Warsh, der Ende 2024 das Ruder der Federal Reserve übernahm, hat konsequent der Inflationsbekämpfung Priorität eingeräumt. Seine neuesten Äußerungen stimmen mit den Ansichten mehrerer anderer Fed-Beamter überein, die kürzlich davor gewarnt haben, zu früh den Sieg zu erklären. Der bevorzugte Inflationsindikator der Zentralbank, der Verbraucherpreisindex für persönliche Konsumausgaben (PCE), liegt derzeit bei rund 2,6 %, was einem Rückgang von seinem Höchststand von 7,1 % im Jahr 2022 entspricht, aber noch immer über dem Ziel liegt. Der Weg zu einer Inflation von 2 %, so implizierte Warsh, werde weiterhin Geduld und Wachsamkeit erfordern.
Vorsitzender Warshs klare Botschaft, dass die Inflation noch nicht unter Kontrolle ist, bestärkt den vorsichtigen geldpolitischen Ansatz der Fed. Für Anleger und die breite Öffentlichkeit lautet die Schlussfolgerung, dass die Ära des billigen Geldes noch in weiter Ferne liegt und die Zentralbank bereit ist, politischen und marktbedingten Druck standzuhalten, um ihr Preisstabilitätsmandat zu erfüllen. Die kommenden Monate werden entscheidend dafür sein, ob die Wirtschaft eine „sanfte Landung" bewältigen kann oder ob weitere Straffungsmaßnahmen notwendig sein werden.
F1: Was sagte Fed-Vorsitzender Warsh zur Inflation?
Er erklärte, dass die aktuelle Inflation deutlich über dem 2%-Ziel der Federal Reserve liegt, was darauf hindeutet, dass der Kampf gegen steigende Preise noch andauert.

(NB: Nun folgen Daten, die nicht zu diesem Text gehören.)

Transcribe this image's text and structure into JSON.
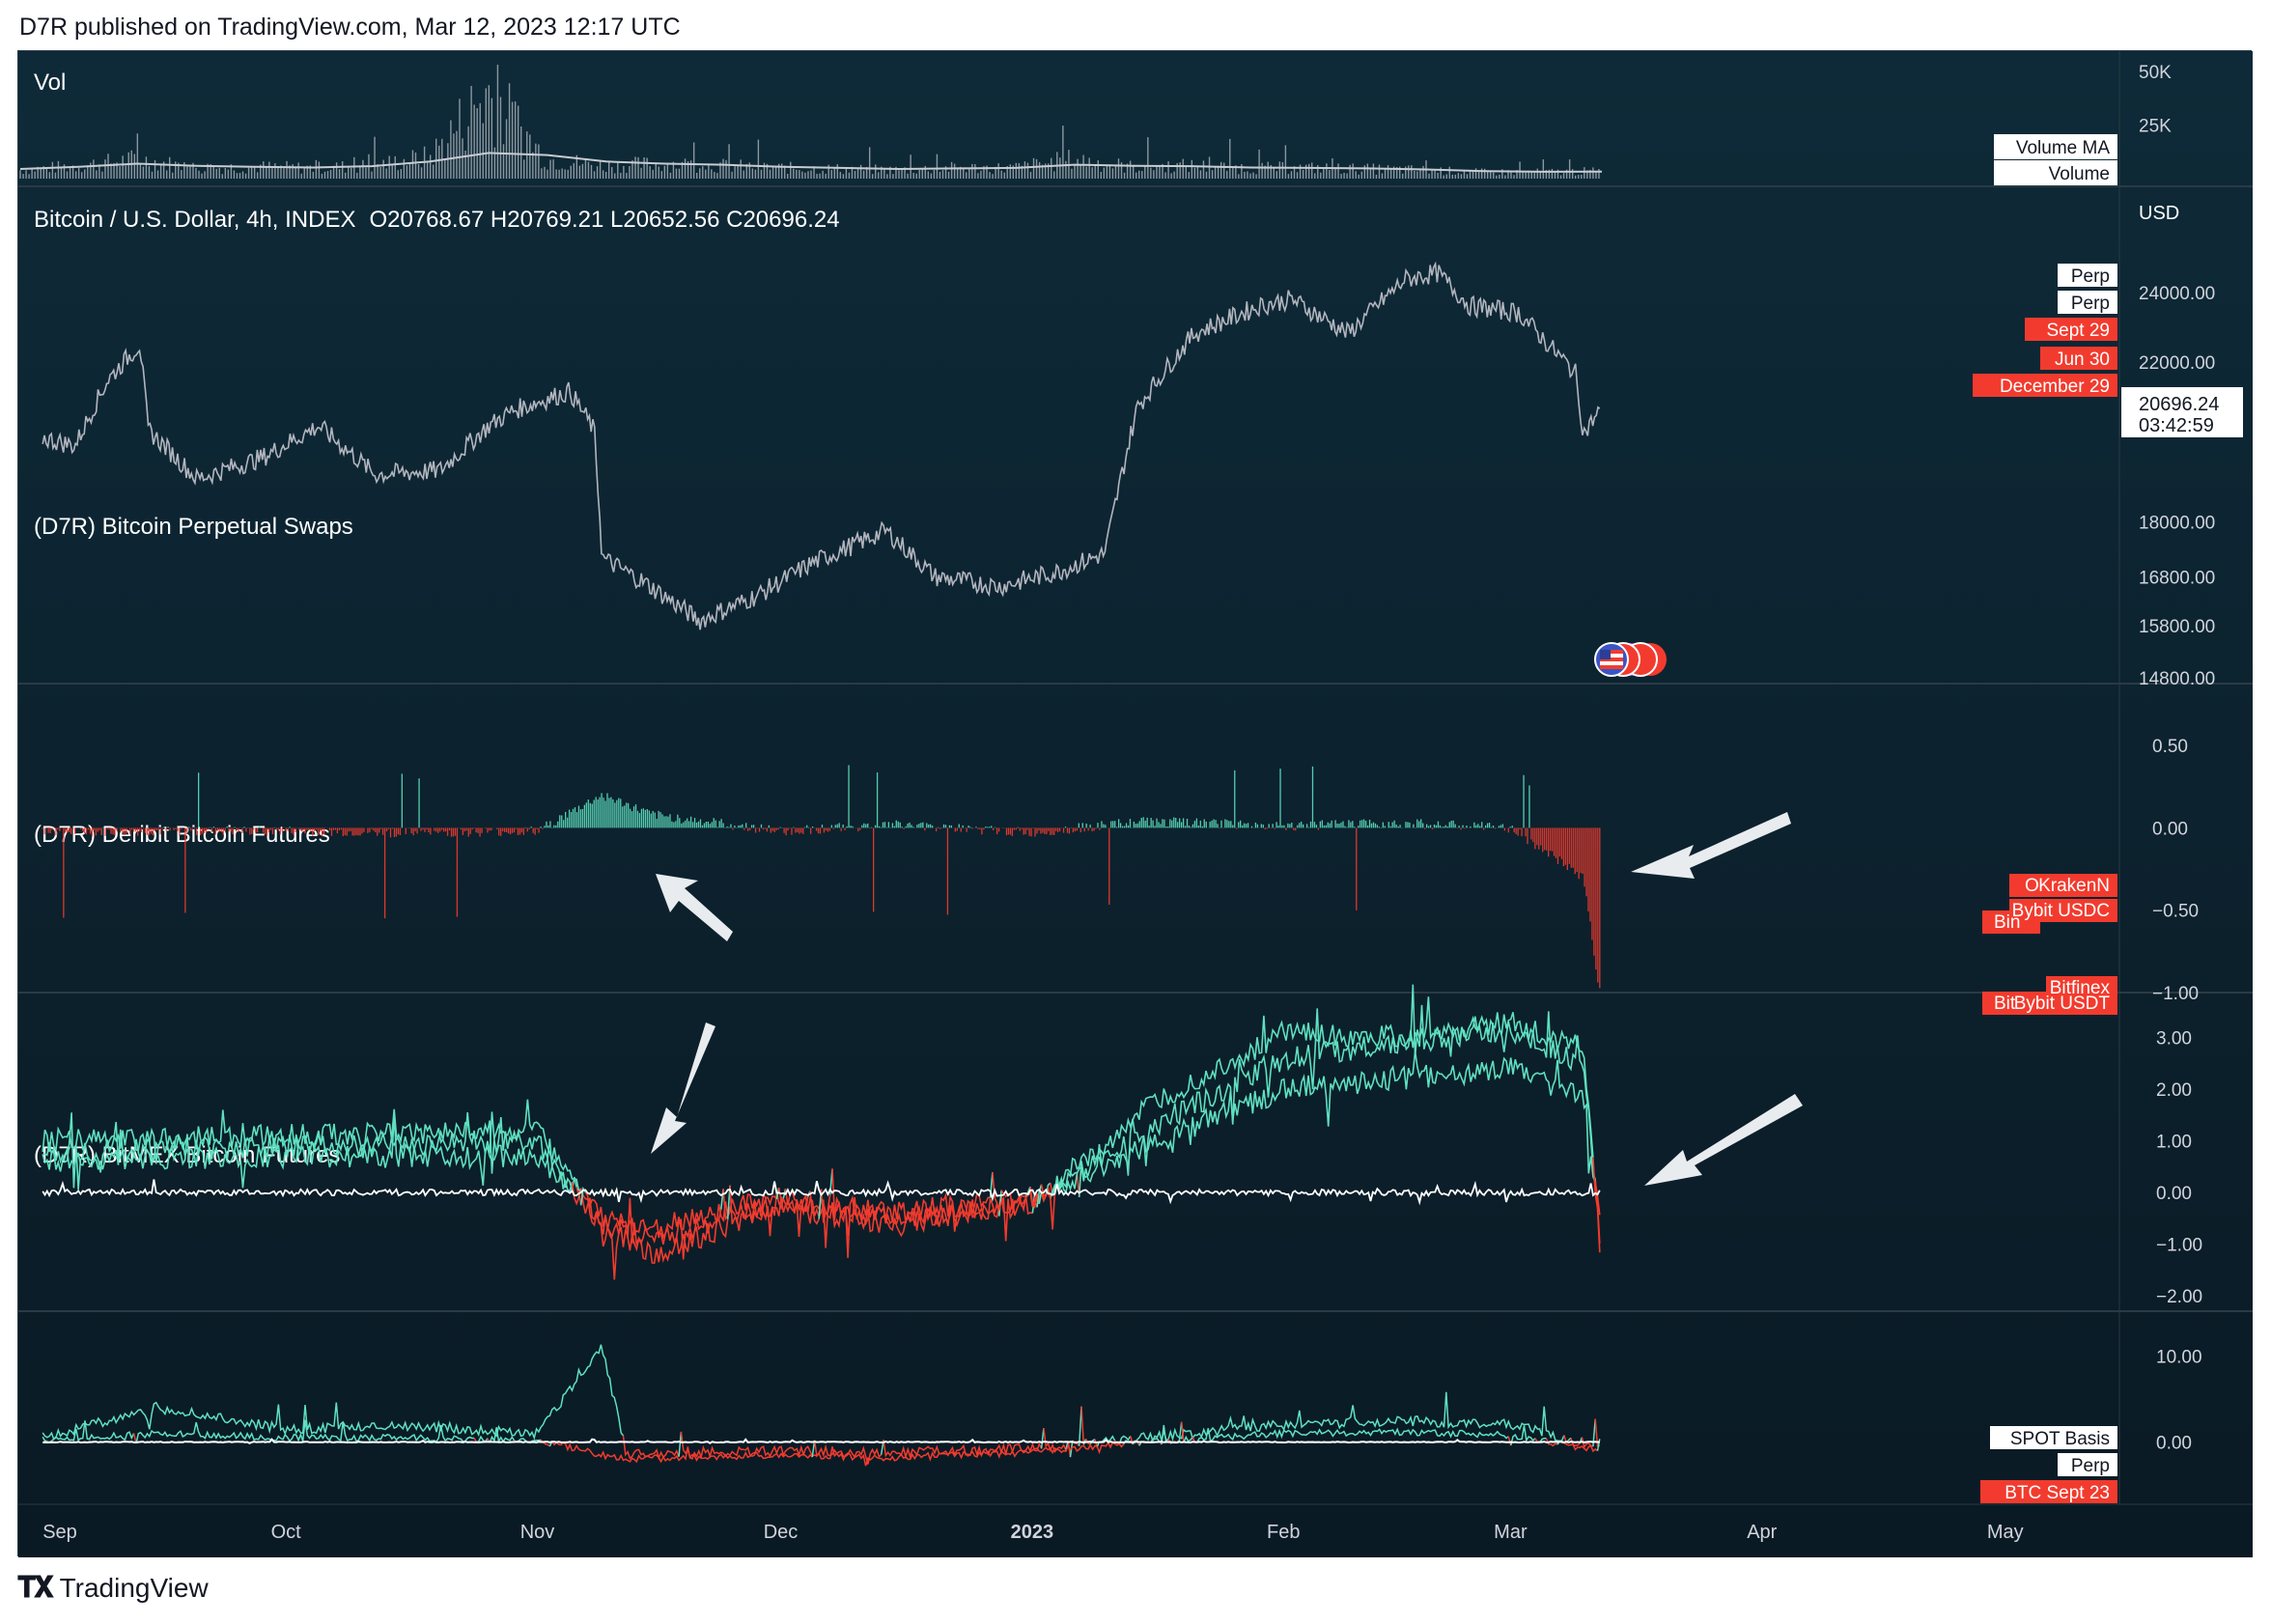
{
  "header": {
    "publish_text": "D7R published on TradingView.com, Mar 12, 2023 12:17 UTC"
  },
  "footer": {
    "brand": "TradingView"
  },
  "panes": {
    "vol": {
      "title": "Vol",
      "ticks": [
        "50K",
        "25K"
      ],
      "labels": [
        "Volume MA",
        "Volume"
      ]
    },
    "price": {
      "title": "Bitcoin / U.S. Dollar, 4h, INDEX",
      "ohlc": "O20768.67  H20769.21  L20652.56  C20696.24",
      "currency": "USD",
      "ticks": [
        "24000.00",
        "22000.00",
        "18000.00",
        "16800.00",
        "15800.00",
        "14800.00"
      ],
      "last_price": "20696.24",
      "countdown": "03:42:59"
    },
    "perp": {
      "title": "(D7R) Bitcoin Perpetual Swaps",
      "ticks": [
        "0.50",
        "0.00",
        "−0.50",
        "−1.00"
      ],
      "labels": [
        "O",
        "KrakenN",
        "Bybit USDC",
        "Bin",
        "Bitfinex",
        "Bit",
        "Bybit USDT"
      ]
    },
    "deribit": {
      "title": "(D7R) Deribit Bitcoin Futures",
      "ticks": [
        "3.00",
        "2.00",
        "1.00",
        "0.00",
        "−1.00",
        "−2.00"
      ],
      "labels": [
        "Perp",
        "Perp",
        "Sept 29",
        "Jun 30",
        "December 29"
      ]
    },
    "bitmex": {
      "title": "(D7R) BitMEX Bitcoin Futures",
      "ticks": [
        "10.00",
        "0.00"
      ],
      "labels": [
        "SPOT Basis",
        "Perp",
        "BTC Sept 23"
      ]
    }
  },
  "time_axis": [
    "Sep",
    "Oct",
    "Nov",
    "Dec",
    "2023",
    "Feb",
    "Mar",
    "Apr",
    "May"
  ],
  "colors": {
    "background": "#0c1f2c",
    "teal": "#5fe0c0",
    "red": "#f23b2e",
    "price_line": "#b2b5be",
    "label_red": "#f23b2e"
  },
  "chart_data": [
    {
      "type": "bar",
      "title": "Vol",
      "series": [
        {
          "name": "Volume",
          "values": [
            4000,
            6000,
            9000,
            5000,
            5500,
            5000,
            6000,
            10000,
            40000,
            9000,
            6000,
            7000,
            6000,
            5000,
            4500,
            4000,
            5000,
            5000,
            9000,
            5500,
            6000,
            5000,
            5000,
            4500,
            4000,
            3000,
            3000,
            3500
          ]
        },
        {
          "name": "Volume MA",
          "values": [
            4500,
            5500,
            7000,
            6000,
            5500,
            5200,
            5800,
            8000,
            12000,
            11000,
            8000,
            7000,
            6500,
            5500,
            5000,
            4500,
            4800,
            5000,
            6500,
            6000,
            5800,
            5200,
            5000,
            4800,
            4300,
            3500,
            3200,
            3300
          ]
        }
      ],
      "ylim": [
        0,
        55000
      ]
    },
    {
      "type": "line",
      "title": "Bitcoin / U.S. Dollar, 4h, INDEX",
      "x": [
        "2022-09-01",
        "2022-09-05",
        "2022-09-09",
        "2022-09-13",
        "2022-09-14",
        "2022-09-20",
        "2022-09-28",
        "2022-10-05",
        "2022-10-12",
        "2022-10-20",
        "2022-10-26",
        "2022-10-29",
        "2022-11-05",
        "2022-11-08",
        "2022-11-09",
        "2022-11-14",
        "2022-11-21",
        "2022-11-28",
        "2022-12-05",
        "2022-12-14",
        "2022-12-20",
        "2022-12-28",
        "2023-01-04",
        "2023-01-10",
        "2023-01-14",
        "2023-01-21",
        "2023-01-29",
        "2023-02-02",
        "2023-02-09",
        "2023-02-16",
        "2023-02-20",
        "2023-02-24",
        "2023-03-02",
        "2023-03-06",
        "2023-03-09",
        "2023-03-10",
        "2023-03-12"
      ],
      "y": [
        20000,
        19800,
        21500,
        22500,
        20200,
        19000,
        19500,
        20300,
        19100,
        19200,
        20300,
        20700,
        21200,
        20200,
        17200,
        16700,
        15900,
        16400,
        17100,
        17800,
        16800,
        16600,
        16900,
        17300,
        20800,
        22800,
        23600,
        23800,
        22800,
        24400,
        24600,
        23600,
        23400,
        22400,
        21700,
        20100,
        20696.24
      ],
      "ylabel": "USD",
      "ylim": [
        14800,
        25500
      ]
    },
    {
      "type": "bar",
      "title": "(D7R) Bitcoin Perpetual Swaps",
      "x": [
        "2022-09-01",
        "2022-09-15",
        "2022-10-01",
        "2022-10-15",
        "2022-11-01",
        "2022-11-09",
        "2022-11-15",
        "2022-12-01",
        "2022-12-15",
        "2023-01-01",
        "2023-01-15",
        "2023-02-01",
        "2023-02-15",
        "2023-03-01",
        "2023-03-10",
        "2023-03-12"
      ],
      "series": [
        {
          "name": "Funding",
          "values": [
            -0.03,
            -0.02,
            -0.02,
            -0.03,
            -0.02,
            0.2,
            0.08,
            -0.02,
            0.02,
            -0.03,
            0.04,
            0.01,
            0.03,
            0.0,
            -0.3,
            -1.0
          ]
        }
      ],
      "ylim": [
        -1.0,
        0.7
      ]
    },
    {
      "type": "line",
      "title": "(D7R) Deribit Bitcoin Futures",
      "x": [
        "2022-09-01",
        "2022-10-01",
        "2022-11-01",
        "2022-11-09",
        "2022-11-15",
        "2022-12-01",
        "2022-12-15",
        "2023-01-01",
        "2023-01-15",
        "2023-02-01",
        "2023-02-15",
        "2023-03-01",
        "2023-03-10",
        "2023-03-12"
      ],
      "series": [
        {
          "name": "Perp",
          "values": [
            0.0,
            0.0,
            0.0,
            0.0,
            0.0,
            0.0,
            0.0,
            0.0,
            0.0,
            0.0,
            0.0,
            0.0,
            0.0,
            0.0
          ]
        },
        {
          "name": "Sept 29",
          "values": [
            0.8,
            0.9,
            1.0,
            -0.6,
            -0.9,
            -0.2,
            -0.5,
            -0.2,
            1.2,
            2.6,
            2.9,
            3.1,
            2.5,
            -0.8
          ]
        },
        {
          "name": "Jun 30",
          "values": [
            0.6,
            0.7,
            0.7,
            -0.5,
            -0.7,
            -0.1,
            -0.4,
            -0.1,
            0.9,
            2.0,
            2.2,
            2.4,
            1.8,
            -0.6
          ]
        },
        {
          "name": "December 29",
          "values": [
            1.0,
            1.1,
            1.2,
            -0.7,
            -1.2,
            -0.3,
            -0.6,
            -0.2,
            1.6,
            3.1,
            3.0,
            3.3,
            2.8,
            -1.0
          ]
        }
      ],
      "ylim": [
        -2.3,
        3.5
      ]
    },
    {
      "type": "line",
      "title": "(D7R) BitMEX Bitcoin Futures",
      "x": [
        "2022-09-01",
        "2022-09-15",
        "2022-10-01",
        "2022-10-15",
        "2022-11-01",
        "2022-11-09",
        "2022-11-12",
        "2022-12-01",
        "2022-12-15",
        "2023-01-01",
        "2023-01-15",
        "2023-02-01",
        "2023-02-15",
        "2023-03-01",
        "2023-03-12"
      ],
      "series": [
        {
          "name": "SPOT Basis",
          "values": [
            0.0,
            0.0,
            0.0,
            0.0,
            0.0,
            0.0,
            0.0,
            0.0,
            0.0,
            0.0,
            0.0,
            0.0,
            0.0,
            0.0,
            0.0
          ]
        },
        {
          "name": "Perp",
          "values": [
            0.5,
            4.0,
            1.5,
            2.0,
            1.0,
            11.0,
            -1.5,
            -1.0,
            -1.2,
            -0.8,
            0.5,
            2.0,
            2.5,
            2.0,
            -0.5
          ]
        },
        {
          "name": "BTC Sept 23",
          "values": [
            0.2,
            1.0,
            0.5,
            0.5,
            0.2,
            -1.5,
            -2.0,
            -1.5,
            -1.8,
            -1.2,
            0.0,
            1.0,
            1.2,
            0.8,
            -1.0
          ]
        }
      ],
      "ylim": [
        -5,
        13
      ]
    }
  ]
}
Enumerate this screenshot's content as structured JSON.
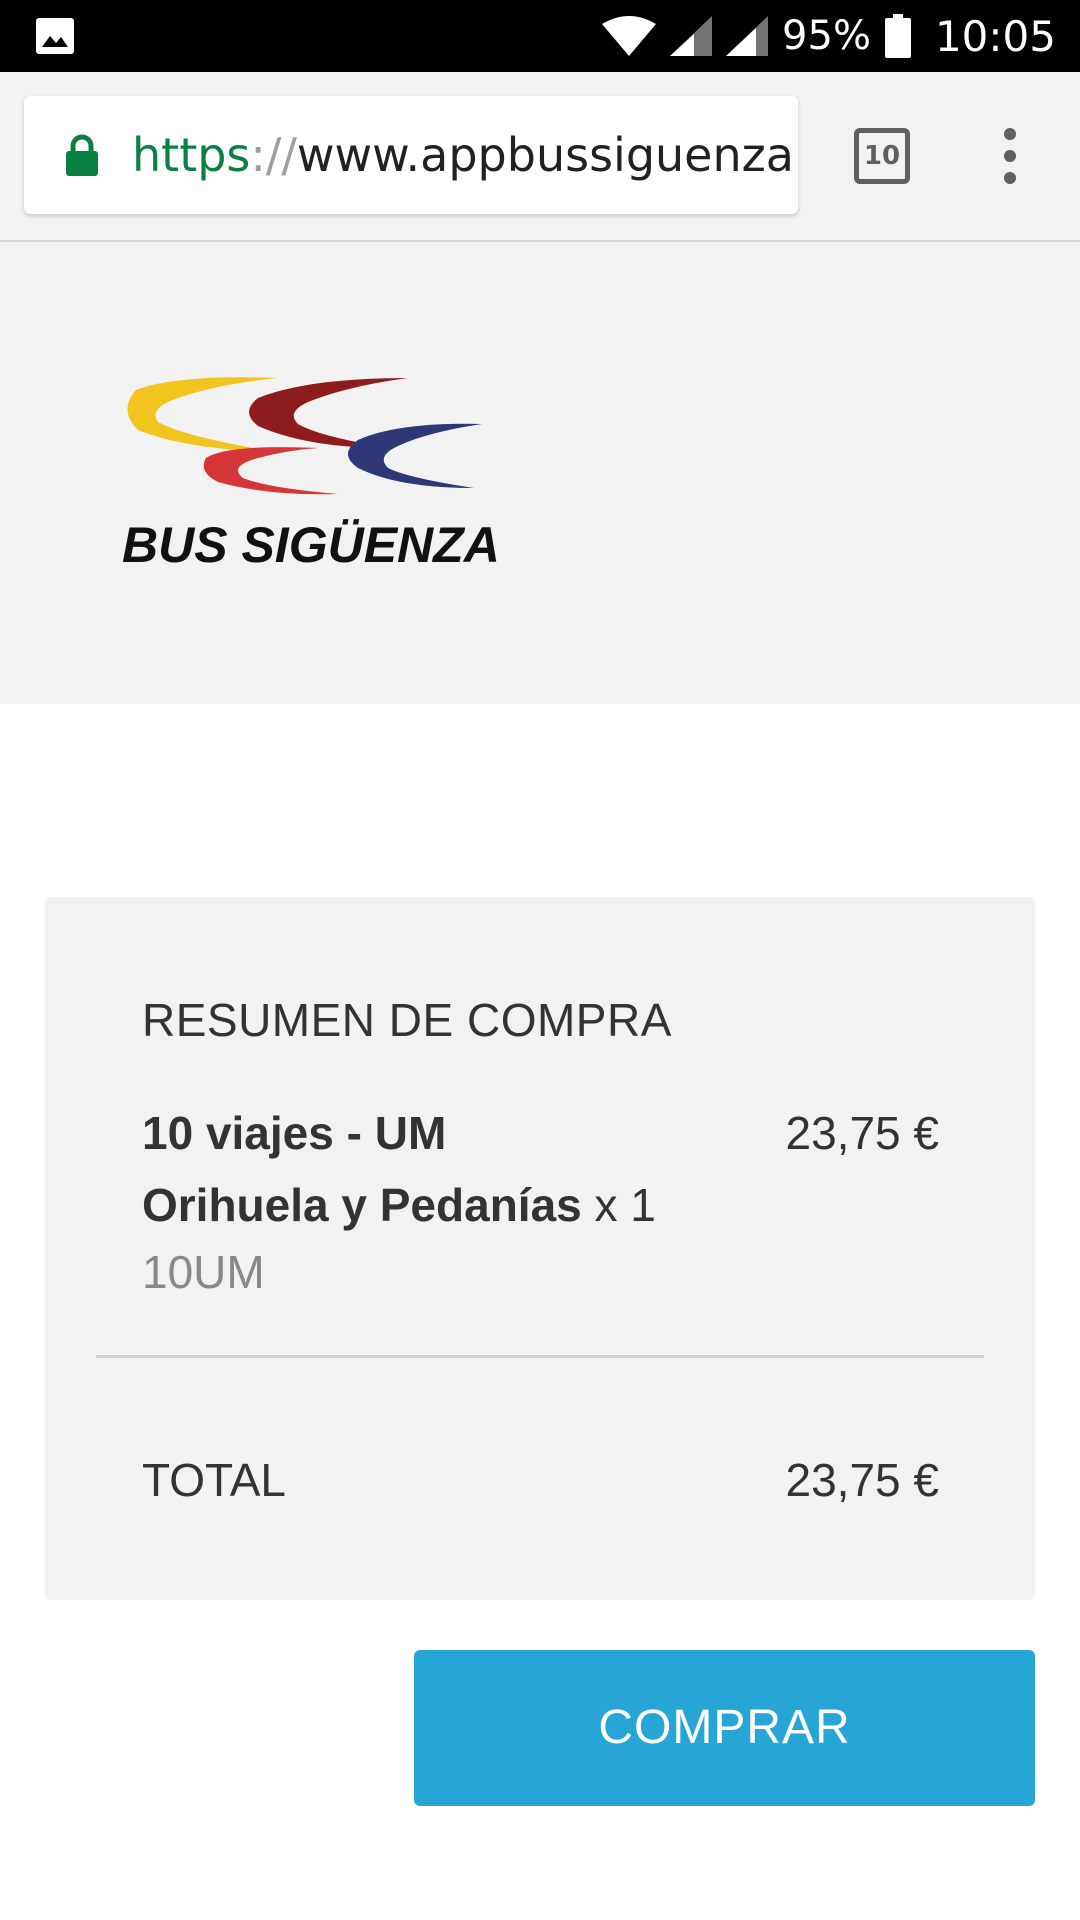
{
  "status_bar": {
    "battery": "95%",
    "time": "10:05",
    "icons": [
      "image-icon",
      "wifi-icon",
      "signal-icon",
      "signal-icon-2",
      "battery-icon"
    ]
  },
  "browser": {
    "url_scheme": "https",
    "url_separator": "://",
    "url_host": "www.appbussiguenza.com",
    "tab_count": "10",
    "colors": {
      "secure": "#0b8043"
    }
  },
  "header": {
    "logo_text": "BUS SIGÜENZA",
    "logo_colors": [
      "#f2c420",
      "#8e1c1c",
      "#d6363a",
      "#2e3877"
    ]
  },
  "summary": {
    "title": "RESUMEN DE COMPRA",
    "item_name_line1": "10 viajes - UM",
    "item_name_line2": "Orihuela y Pedanías",
    "item_qty": " x 1",
    "item_code": "10UM",
    "item_price": "23,75 €",
    "total_label": "TOTAL",
    "total_value": "23,75 €"
  },
  "actions": {
    "buy_label": "COMPRAR",
    "buy_color": "#27a6d6"
  }
}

F2: Wie könnte sich dies auf die Zinssätze auswirken?
Die Kommentare deuten darauf hin, dass die Fed ihre aktuell hohen Zinssätze für einen längeren Zeitraum beibehalten wird und damit potenzielle Zinssenkungen, auf die die Märkte gehofft hatten, verzögert.
F3: Wie hoch ist die aktuelle US-Inflationsrate?
Das bevorzugte Maß der Fed, der PCE-Preisindex, liegt bei rund 2,6 %, was einem Rückgang von seinem Höchststand entspricht, aber noch immer über dem 2%-Ziel liegt.